Başbakan Yardımcısı Recep Akdağ, kapalı alanlarda sigara içiminin önüne geçmek için geliştirilen 'Yeşil Dedektör' adlı cep telefonu uygulaması hakkında da bilgi verdi. Kişilerin cep telefonlarına indirdikleri uygulama sayesinde kapalı alandaki ihlalleri telefon açmadan ilgililere bildirebileceğini belirten Akdağ, 'Konum belirleniyor, orada ihlalin olduğu belirleniyor, sistem Sağlık Bakanlığı ekiplerine haber veriyor ve en yakın ekipler olay mahalline geliyor.' dedi.

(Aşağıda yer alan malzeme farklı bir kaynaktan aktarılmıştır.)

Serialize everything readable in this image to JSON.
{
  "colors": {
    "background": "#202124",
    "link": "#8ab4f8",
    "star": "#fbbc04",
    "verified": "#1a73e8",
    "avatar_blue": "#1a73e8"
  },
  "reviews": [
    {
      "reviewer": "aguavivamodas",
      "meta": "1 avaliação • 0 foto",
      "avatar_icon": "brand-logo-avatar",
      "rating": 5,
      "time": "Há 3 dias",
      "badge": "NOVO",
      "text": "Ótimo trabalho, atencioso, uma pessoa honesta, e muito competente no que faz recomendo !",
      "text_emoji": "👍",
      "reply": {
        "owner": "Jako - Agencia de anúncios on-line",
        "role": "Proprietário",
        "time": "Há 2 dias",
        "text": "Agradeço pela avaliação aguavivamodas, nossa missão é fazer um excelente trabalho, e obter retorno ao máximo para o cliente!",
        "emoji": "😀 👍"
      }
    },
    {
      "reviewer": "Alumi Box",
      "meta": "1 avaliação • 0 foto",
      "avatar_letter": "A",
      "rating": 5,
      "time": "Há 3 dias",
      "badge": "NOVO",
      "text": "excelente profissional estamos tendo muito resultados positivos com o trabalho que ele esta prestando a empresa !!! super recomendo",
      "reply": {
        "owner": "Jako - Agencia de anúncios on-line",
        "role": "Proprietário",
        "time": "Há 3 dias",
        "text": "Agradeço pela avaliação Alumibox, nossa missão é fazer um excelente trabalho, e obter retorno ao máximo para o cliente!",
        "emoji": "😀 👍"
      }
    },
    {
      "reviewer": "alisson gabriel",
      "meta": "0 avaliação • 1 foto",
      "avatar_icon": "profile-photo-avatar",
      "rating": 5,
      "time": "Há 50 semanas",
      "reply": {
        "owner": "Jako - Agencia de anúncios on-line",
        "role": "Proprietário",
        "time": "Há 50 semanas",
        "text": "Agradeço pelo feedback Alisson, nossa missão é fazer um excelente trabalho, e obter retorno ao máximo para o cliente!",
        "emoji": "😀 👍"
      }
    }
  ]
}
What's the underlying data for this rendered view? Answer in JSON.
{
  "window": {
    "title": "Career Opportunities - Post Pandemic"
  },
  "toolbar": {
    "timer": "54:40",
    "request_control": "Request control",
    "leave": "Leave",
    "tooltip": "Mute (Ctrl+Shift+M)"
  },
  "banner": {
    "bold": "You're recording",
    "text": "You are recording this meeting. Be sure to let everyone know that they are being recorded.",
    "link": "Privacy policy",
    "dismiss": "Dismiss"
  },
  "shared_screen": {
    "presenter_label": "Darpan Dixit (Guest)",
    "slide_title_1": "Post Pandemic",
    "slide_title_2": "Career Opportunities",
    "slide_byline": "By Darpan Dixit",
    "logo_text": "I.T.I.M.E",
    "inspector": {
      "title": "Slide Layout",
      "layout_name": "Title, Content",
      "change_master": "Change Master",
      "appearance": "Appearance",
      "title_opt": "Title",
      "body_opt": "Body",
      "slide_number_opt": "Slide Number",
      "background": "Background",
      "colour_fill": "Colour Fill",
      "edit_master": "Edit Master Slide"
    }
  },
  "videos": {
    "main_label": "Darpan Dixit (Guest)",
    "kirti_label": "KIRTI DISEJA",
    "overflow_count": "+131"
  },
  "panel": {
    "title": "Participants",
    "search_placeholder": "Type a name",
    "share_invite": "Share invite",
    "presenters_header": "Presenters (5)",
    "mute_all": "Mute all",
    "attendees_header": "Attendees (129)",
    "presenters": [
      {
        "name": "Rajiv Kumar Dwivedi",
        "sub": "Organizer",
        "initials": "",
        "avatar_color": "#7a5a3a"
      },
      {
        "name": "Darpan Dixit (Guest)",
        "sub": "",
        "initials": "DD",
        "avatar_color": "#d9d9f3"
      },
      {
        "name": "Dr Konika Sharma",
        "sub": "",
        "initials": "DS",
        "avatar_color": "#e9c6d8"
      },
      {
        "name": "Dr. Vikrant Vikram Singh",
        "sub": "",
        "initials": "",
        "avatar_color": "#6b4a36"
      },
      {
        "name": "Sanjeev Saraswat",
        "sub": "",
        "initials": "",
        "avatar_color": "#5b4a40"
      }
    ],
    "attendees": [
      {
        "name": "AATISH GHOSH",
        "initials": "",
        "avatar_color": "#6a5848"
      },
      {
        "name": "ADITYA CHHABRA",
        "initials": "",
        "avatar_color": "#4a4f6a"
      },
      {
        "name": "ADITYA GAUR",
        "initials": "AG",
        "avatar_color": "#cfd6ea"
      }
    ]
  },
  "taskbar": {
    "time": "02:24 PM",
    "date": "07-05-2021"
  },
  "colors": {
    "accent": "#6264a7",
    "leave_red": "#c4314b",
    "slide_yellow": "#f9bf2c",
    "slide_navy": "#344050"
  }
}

Ekiplerin mobil hareket ettiklerine de dikkati çeken Akdağ, 'Ekiplerin elinde tabletler var ve sistem bir yazılımla en yakın ekibe yol gösteriyor ve en yakın ekip de elindeki tabletle olay yerine hareket ediyor.' diye konuştu.

'Binalarımızın yüzde 25'i depreme dayanıklı değil'

Başbakan Yardımcısı Akdağ, eğitim merkezlerinin sayısını da artıracaklarını dile getirerek, şunları kaydetti:

'Belli araştırmalar sonucu yapılan bir tahmin, Türkiye'de binalarımızın yüzde 25'i depreme dayanıklı değil. Çok büyük bir oran, Japonya ile asıl farkımız burada. Japonya'da bu oran yüzde 8. Türkiye'de bu oran bazı illerde yüzde 25'in de üstünde.'

'Cumhur iktidarı da diyebiliriz'

Çelik'in 'Seçim süreci nasıl görünüyor? Birinci tur, ikinci tur oy oranları tahminine ilişkin elinizde son bir bilgi var mı?' şeklindeki soru üzerine Akdağ, AK Parti'nin seçime çok hazır bir parti olduğunu vurguladı.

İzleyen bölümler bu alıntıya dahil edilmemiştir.